KJSL team performs well at state event

The Ketchikan Junior Shotgun League competed in the Alaska Youth Education in Shooting Sports State Championship in Anchorage last weekend. The shooting events included American Trap, Doubles Trap, Wobble Trap, Sporting Clays, Doubles Sporting Clays and Skeet. Over 90 athletes from across the state competed in the event.


The eight-person Ketchikan team was made up of Oscar Brooks, William Hout, Evan Gunn, Ethan Kershaw, Thomad Rud, Autumn Elsner, Dawson Dethlefs and Abby Davies. Gunn, Kershaw, Hout, Davies and Elsner were all first-time AK YESS State Championship competitors.


Rud was named “Athlete of the Year,” and won the HAA (High Above All) Senior Varsity Champion award by total points. He also took second place in the Wobble Trap and third place in Doubles Trap events.

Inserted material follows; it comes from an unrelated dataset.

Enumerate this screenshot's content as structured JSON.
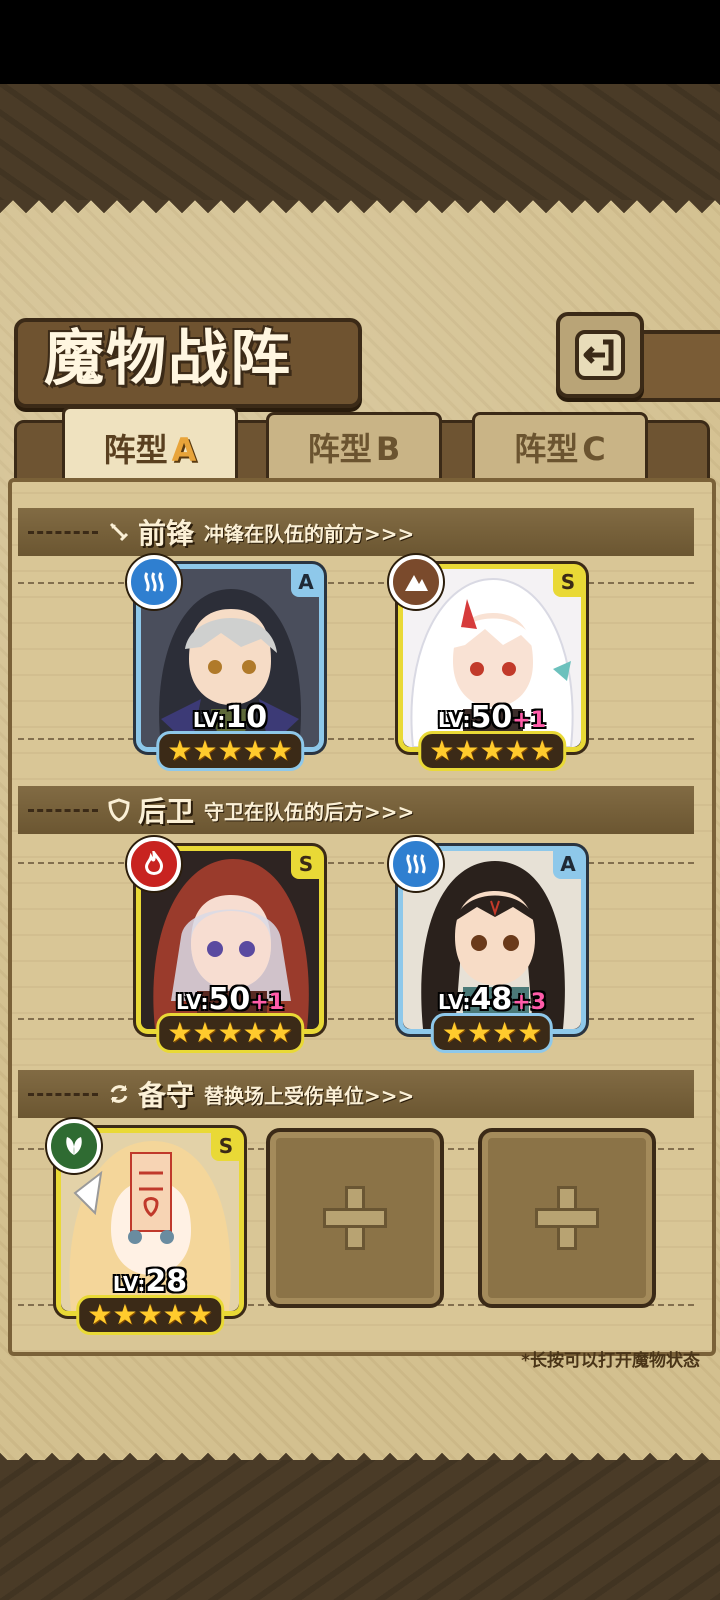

Brooks won the HAA SV Trap Triumphant title (all three trap events), and took first place in the Double Trap and third in the Wobble Trap. Dethlefs was the HAA Novice Champion in Sporting Supremacy (Sporting and Doubles Sporting Clays), while Hout took third place in Intermediate Skeet.


The KJSL team also took home the HAA Team Trap Triumphant award. The team had at least one shooter compete in each of the four divisions: Novice, Intermediate, Junior Varsity and Senior Varsity.


In an email to KDN on Monday morning, head coach Eric Eichner said that the individual awards won by his athletes are the most in KJSL history, and the team award is the first they’ve received in “several years.”


He also praised his team’s efforts, saying: “We are very proud of this group of kids. They are a fantastic group.”


He took time to thank volunteers Eryn Brooks, Ericka Rud and assistant coach Wally Rud, “for making it all happen,” and acknowledged the support of team sponsors Friends of NRA, MidwayUSA, Alaska Marine Lines and the Ketchikan Rod and Gun Club.


In a follow-up phone interview on Monday afternoon, Eichner explained that the record number in individual awards was due to two factors.


“We had more kids with more talent,” Eichner said. “In the past we’d have two, three, maybe four kids who would bring home all the medals. This trip we just had more kids with higher averages, normally we bring between four and six kids up, this time we had eight. So that also increased our possibilities in medaling, and the kids were just shooting well, too.”